Project introduction and background information
In this project, we evaluated generate AI’s ability to solve mathematical modelling tasks. Generative AI tools construct answers to prompts by iteratively selecting the next word in the sentence based on the presence of phrases in training data. Whilst this can help with writing tasks, we were interested to see if mathematical modelling problems can also be solved with generative AI. We wished to understand the limitations of generative AI to solve such problems, and ascertain strengths/weaknesses of generative AI that we can teach students in future years. To this end, we took exercises from seven courses taught at Wageningen UR covering first year BSc mathematics, to advanced MSc modelling courses and tested the performance of different generative AI tools (summer 2024 versions of ChatGPT3.5, ChatGPT4o, Perplexity and Gemini) to solve these problems. We evaluated the answers using a rubric based on how close the provided solutions were to the model answers, and tested how consistent the answers were when generative AI tools saw the same problem multiple times. Based on our results, we go on to provide advice on the advantages and disadvantages of generative AI in mathematical modelling education.

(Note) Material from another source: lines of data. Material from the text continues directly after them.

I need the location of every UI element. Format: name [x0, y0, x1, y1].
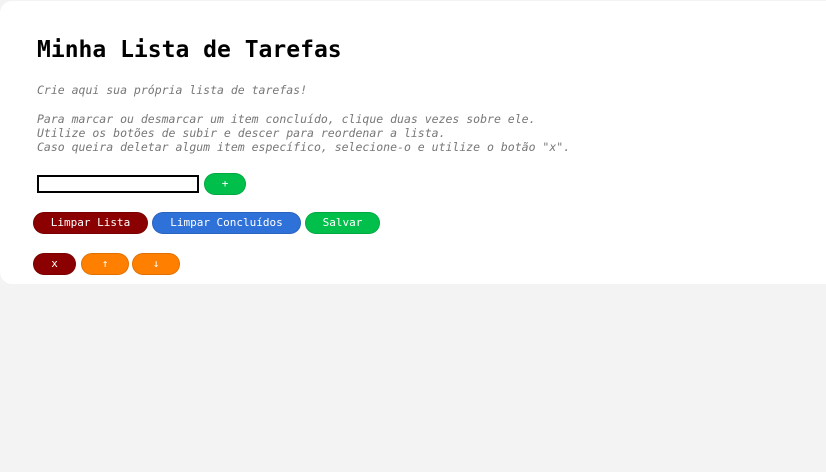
add-task-button[interactable]: + [204, 173, 246, 195]
delete-selected-button[interactable]: x [33, 253, 76, 275]
clear-list-button[interactable]: Limpar Lista [33, 212, 148, 234]
instructions: Para marcar ou desmarcar um item concluí… [37, 112, 570, 154]
instruction-line: Caso queira deletar algum item específic… [37, 140, 571, 154]
task-input[interactable] [37, 175, 199, 193]
instruction-line: Para marcar ou desmarcar um item concluí… [37, 112, 536, 126]
main-card: Minha Lista de Tarefas Crie aqui sua pró… [0, 1, 826, 284]
page-subtitle: Crie aqui sua própria lista de tarefas! [37, 83, 308, 97]
page-title: Minha Lista de Tarefas [37, 37, 342, 63]
move-up-button[interactable]: ↑ [81, 253, 129, 275]
move-down-button[interactable]: ↓ [132, 253, 180, 275]
clear-completed-button[interactable]: Limpar Concluídos [152, 212, 301, 234]
instruction-line: Utilize os botões de subir e descer para… [37, 126, 446, 140]
save-button[interactable]: Salvar [305, 212, 380, 234]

Objective and expected outcomes
Objective 1: to assess how accurate solutions obtained from generative AI tools are to solve mathematical modelling exercises.

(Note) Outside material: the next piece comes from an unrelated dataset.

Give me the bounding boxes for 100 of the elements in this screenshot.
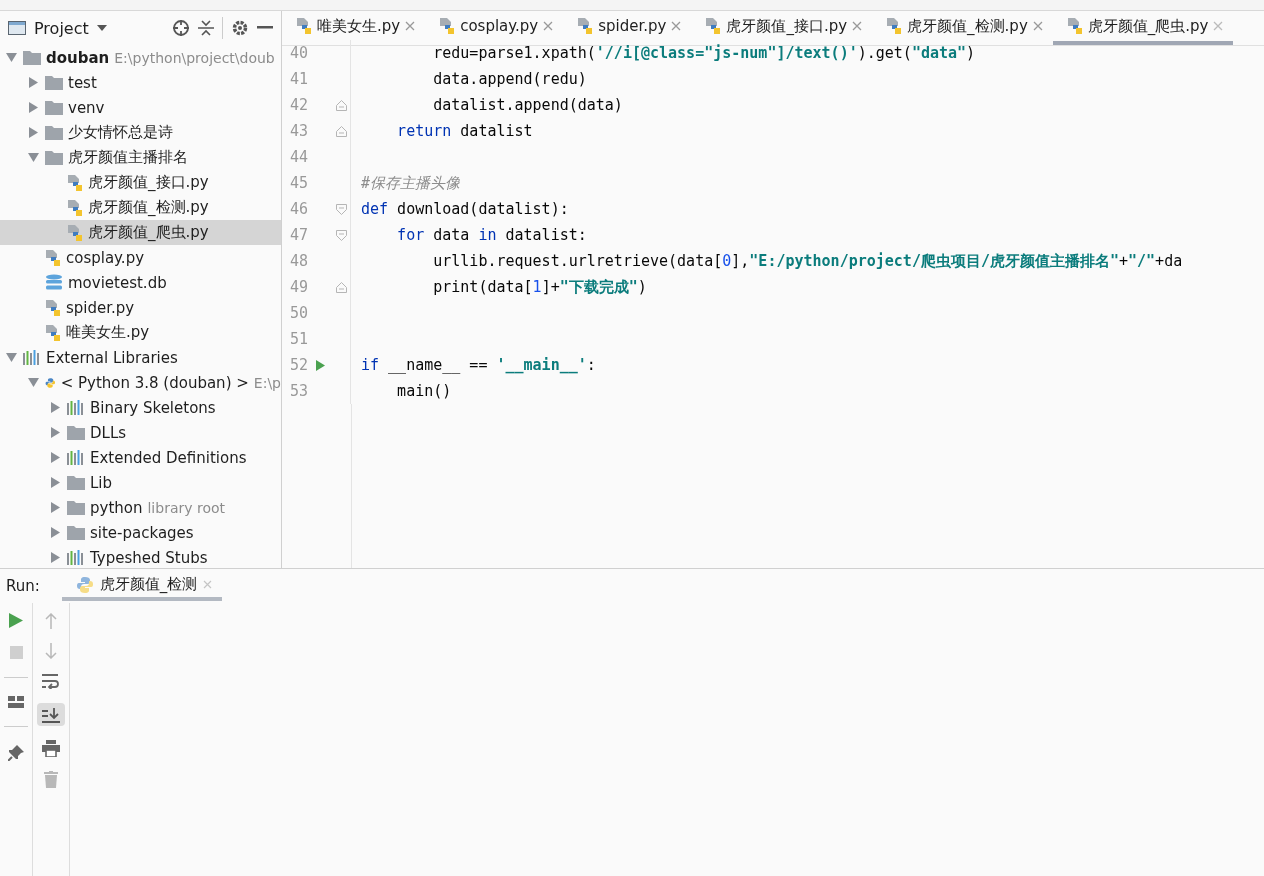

Objective 2: to observe if generative AI can be used to translate code templates from one programming language (e.g. Python) to a second language (e.g. R or MATLAB).
Objective 3: to test if generative AI tools learn from previous conversations, answers, or problems to solve follow-up questions.
Results and learnings
We tested a range of mathematical modelling exercises from first year BSc courses up to advanced MSc courses using four generative AI tools (summer 2024 versions of ChatGPT3.5, ChatGPT4o, Perplexity, and Gemini). The solutions provided by generative AI were evaluated using a rubric where solutions were scored A (close to teacher’s model answer) to D (highly incorrect or no answer provided). Our results showed that ChatGPT4o and Perplexity performed better than ChatGPT3.5 and Gemini but all tools solved 50-75% of the problems.
Interestingly, output of generative AI appeared random and did the tools did not learn from previous conversations or mistakes and, critically, we found that generative AI could not solve problems that contained hidden implicit assumptions that the teacher expects a student to know without explicitly stating such facts within the problem statement. This is very useful for teachers as this could give them a means of tuning generative AI’s effectiveness in their courses. Furthermore, we found that generative AI can be a useful tool for converting coding problems from one language to another, and generative AI can help students interpret graphs. Teachers and students could take advantage of generative AI for these problems. Teachers do not need to necessarily specify which programming language students use or they could allow students to use different programming languages in their courses by translating teacher-provided code into a language they understand better. Students can use generative AI to help improve their graph evaluation skills, or use generative AI as a sparring partner to help understand data. As a whole, our results show that, for now, mathematical modelling teachers can still control how effective generative AI is within their courses.
A technical report of our results can be shared upon request from Rob Smith: robert1.smith@wur.nl
Recommendations
Recommendation 1: we advise teachers to highlight to students the limitations of generative AI as a means of solving mathematical problems. This could be through teaching activities in classes where students compare the output of generative AI with model answers.
Recommendation 2: we found that generative AI becomes less successful when less problem information is provided. Teachers could take advantage of this. Initially, students may be provided with complete information and allowed to use generative AI to solve problems. Later in the course, incomplete real world scenarios may be taught and student’s dependence on generative AI will have to be weakened as a consequence. Such a concept would fit with the 4C/ID education model (https://www.4cid.org/).
Recommendation 3: depending on the learning outcome of the course, teachers should take advantage of generative AI’s ability to accurately translate code between languages. If one assumes that students in advanced modelling courses already have basic programming skills in one language, then teachers can skip basic programming tutorials in their course and spend more time on teaching mathematical modelling.
Practical outcomes
Based on our results, we are initially highlighting within our courses the limitations of generative AI for solving mathematical modelling and coding problems within introductory material (recommendations 1 and 3). In future years, this will be developed on further to show students how generative AI solutions become weaker when less information is provided in their prompts (recommendation 2).